- 16 oz pizza dough
- 2 T extra-virgin olive oil, divided
- 4 oz onion, minced
- 1 clove garlic, minced
- 6 oz ground beef
- 2 T taco seasoning
- 1 c refried beans (prepared)
- 1 c cheddar cheese (shredded)
- Sea salt and fresh ground black pepper
- ½ c iceberg lettuce, sliced thin
- ¼ c black olives, sliced
- ¼ c green onions, sliced thin
- ¼ c salsa (prepared)
- ½ c sour cream (for serving)
- To cook beef, place olive oil in a 10-inch nonstick in round roasting pan. Add onions, garlic and cook at 450°F 30/90 for 2 min. Add ground beef and taco seasoning. Cook ground beef through. Remove. Strain and reserve.
- Preheat the Pizza Stone in Bravo on cooking rack in position 1 at 450°F 30/90 for 30 min. to get Stone hot.

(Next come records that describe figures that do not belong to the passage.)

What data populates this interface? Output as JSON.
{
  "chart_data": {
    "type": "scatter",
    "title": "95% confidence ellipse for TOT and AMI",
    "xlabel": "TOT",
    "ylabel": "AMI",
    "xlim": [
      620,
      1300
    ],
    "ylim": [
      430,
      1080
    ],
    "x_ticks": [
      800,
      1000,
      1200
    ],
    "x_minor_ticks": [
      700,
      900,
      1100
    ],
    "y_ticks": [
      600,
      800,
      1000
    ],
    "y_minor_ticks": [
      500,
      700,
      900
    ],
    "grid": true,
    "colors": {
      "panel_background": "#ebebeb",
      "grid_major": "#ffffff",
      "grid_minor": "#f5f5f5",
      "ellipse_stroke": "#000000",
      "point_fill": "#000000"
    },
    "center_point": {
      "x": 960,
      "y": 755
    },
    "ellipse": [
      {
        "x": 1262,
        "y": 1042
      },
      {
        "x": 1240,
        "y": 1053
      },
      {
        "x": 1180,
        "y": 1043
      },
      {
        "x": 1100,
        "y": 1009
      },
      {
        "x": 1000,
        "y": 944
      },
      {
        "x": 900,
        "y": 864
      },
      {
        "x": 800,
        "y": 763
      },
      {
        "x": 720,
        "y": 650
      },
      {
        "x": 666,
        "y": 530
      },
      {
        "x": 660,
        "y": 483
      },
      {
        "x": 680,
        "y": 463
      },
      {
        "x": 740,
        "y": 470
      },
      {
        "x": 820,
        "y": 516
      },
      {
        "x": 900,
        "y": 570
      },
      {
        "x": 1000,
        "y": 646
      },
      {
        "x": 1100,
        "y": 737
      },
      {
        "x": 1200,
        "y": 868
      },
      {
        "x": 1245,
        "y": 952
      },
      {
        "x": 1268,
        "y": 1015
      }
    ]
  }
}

- Let dough stand at room temperature for 30 min.
- Roll dough into an 11-inch circle on a floured surface. Pierce entire surface with a fork.
- Brush dough with olive oil. Evenly spoon beans on top. Top with taco-seasoned beef and cheddar cheese.
- Using the Pizza Peel, carefully place dough on Pizza Stone. Bake at 450°F 30/90 for 12 min. or until crust is browned and crisp.
- Using the Pizza Peel, remove pizza. Season with salt and pepper. Top with lettuce, olives, green onions, and salsa. Cut into 8 slices.